The researchers also found that genes specific to microglia, a type of glial cell that serves as the brain’s primary immune system, had higher gene expression overall in older brains compared to younger brains. In contrast, genes specific to neurons or oligodendrocytes (another type of glia) had lower overall expression in older brains. These changes were accompanied by greater numbers of microglial cells and fewer neurons and oligodendrocytes in specific areas of the brain.
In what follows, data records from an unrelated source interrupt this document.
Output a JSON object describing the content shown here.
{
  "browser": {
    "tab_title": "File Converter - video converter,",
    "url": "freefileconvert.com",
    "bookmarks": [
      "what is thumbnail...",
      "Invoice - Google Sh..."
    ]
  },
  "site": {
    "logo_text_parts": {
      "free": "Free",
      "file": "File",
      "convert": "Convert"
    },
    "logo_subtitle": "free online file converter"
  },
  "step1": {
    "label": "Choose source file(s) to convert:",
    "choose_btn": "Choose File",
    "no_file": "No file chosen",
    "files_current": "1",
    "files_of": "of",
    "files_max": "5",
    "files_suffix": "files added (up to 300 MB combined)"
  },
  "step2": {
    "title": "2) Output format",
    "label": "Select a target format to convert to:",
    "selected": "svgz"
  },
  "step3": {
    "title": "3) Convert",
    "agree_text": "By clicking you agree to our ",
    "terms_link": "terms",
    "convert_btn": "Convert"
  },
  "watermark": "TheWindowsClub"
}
Overall, the changes in glial gene expression were a better predictor of age than changes in neuronal gene expression. This suggests that glia may be the primary driving force behind the process of brain aging, highlighting the importance of future research on these once-ignored cells.A notable limitation of this study is that their calculations were based on levels of RNA rather than protein. RNA is an intermediate molecule between DNA and proteins, but the amount of protein produced from a particular RNA molecular is highly variable. Thus, it’s hard to determine from this study how much the proteins encoded by these genes were actually altered during aging.
Regardless, these results provide strong evidence that glia play a much greater role in aging than previously thought. This reflects a change that has gradually started occurring in the neuroscience community in which some of the focus is shifted from neurons to glia. Perhaps these poorly-understood cells will turn out to be the key to brain aging.